O Aston Martin Valhalla já começou a chegar às mãos dos compradores e, na prática, está se mostrando mais importante para o rumo da marca britânica do que parece à primeira vista. O supercarro reúne uma série de estreias: é o primeiro Aston Martin de produção em série com motor em posição central traseira e também o primeiro híbrido plug-in.
Eletrificação adiada e a aposta em híbridos plug-in
Esse segundo ponto ajuda a explicar por que o Valhalla ganha tanto peso no momento atual. A Aston Martin entrou na lista das fabricantes que decidiram postergar seus planos de eletrificação. O primeiro elétrico, inicialmente previsto para 2025, foi empurrado para 2030.
Essa escolha não acontece por acaso. Nos últimos anos, a empresa segue enfrentando oscilações relevantes nos resultados financeiros e comerciais. Partir para a eletrificação total representa um risco sem garantia de retorno - algo que a Lamborghini também já admitiu ao adiar seus próprios prazos.

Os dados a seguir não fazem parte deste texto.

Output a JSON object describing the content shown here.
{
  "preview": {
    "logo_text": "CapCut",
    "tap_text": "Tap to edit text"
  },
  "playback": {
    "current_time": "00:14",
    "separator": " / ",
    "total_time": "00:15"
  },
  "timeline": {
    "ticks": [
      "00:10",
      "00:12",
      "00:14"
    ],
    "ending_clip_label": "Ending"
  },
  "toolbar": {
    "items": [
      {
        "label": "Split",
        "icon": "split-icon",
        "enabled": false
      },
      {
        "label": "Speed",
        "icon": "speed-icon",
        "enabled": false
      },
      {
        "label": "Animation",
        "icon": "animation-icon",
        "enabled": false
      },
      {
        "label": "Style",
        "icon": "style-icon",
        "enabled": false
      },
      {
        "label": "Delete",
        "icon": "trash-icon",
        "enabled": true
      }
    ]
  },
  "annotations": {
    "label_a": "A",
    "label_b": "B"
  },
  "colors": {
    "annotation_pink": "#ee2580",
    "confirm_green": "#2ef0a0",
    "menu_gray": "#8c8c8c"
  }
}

Diante desse cenário, a resposta da Aston Martin passa por um caminho mais cauteloso: priorizar híbridos plug-in, explorar o potencial de lucro da personalização e investir em modelos de baixo volume, porém com alta margem.
O Valhalla como manifesto
É exatamente aqui que o Valhalla se encaixa. Ele vai além de ser apenas mais um lançamento: funciona como um manifesto do que dá para esperar da Aston Martin nos próximos anos. Isso aparece na cadeia cinemática híbrida - com o motor a combustão ainda ocupando um papel central -, nas possibilidades “infinitas” de personalização e na produção limitada (999 unidades no caso do Valhalla), pensada para favorecer a valorização futura, em vez da depreciação elevada que costuma acompanhar esse tipo de carro.
As entregas do Valhalla começaram no fim do ano passado e devem seguir ao longo de todo este ano. Na mesma linha, as entregas do Aston Martin DB12 S, revelado no ano passado, também estão prestes a começar. A letra “S” veio acompanhada de mais potência (700 cv, mais 20 cv que antes), além de novos acertos de chassi e aerodinâmica.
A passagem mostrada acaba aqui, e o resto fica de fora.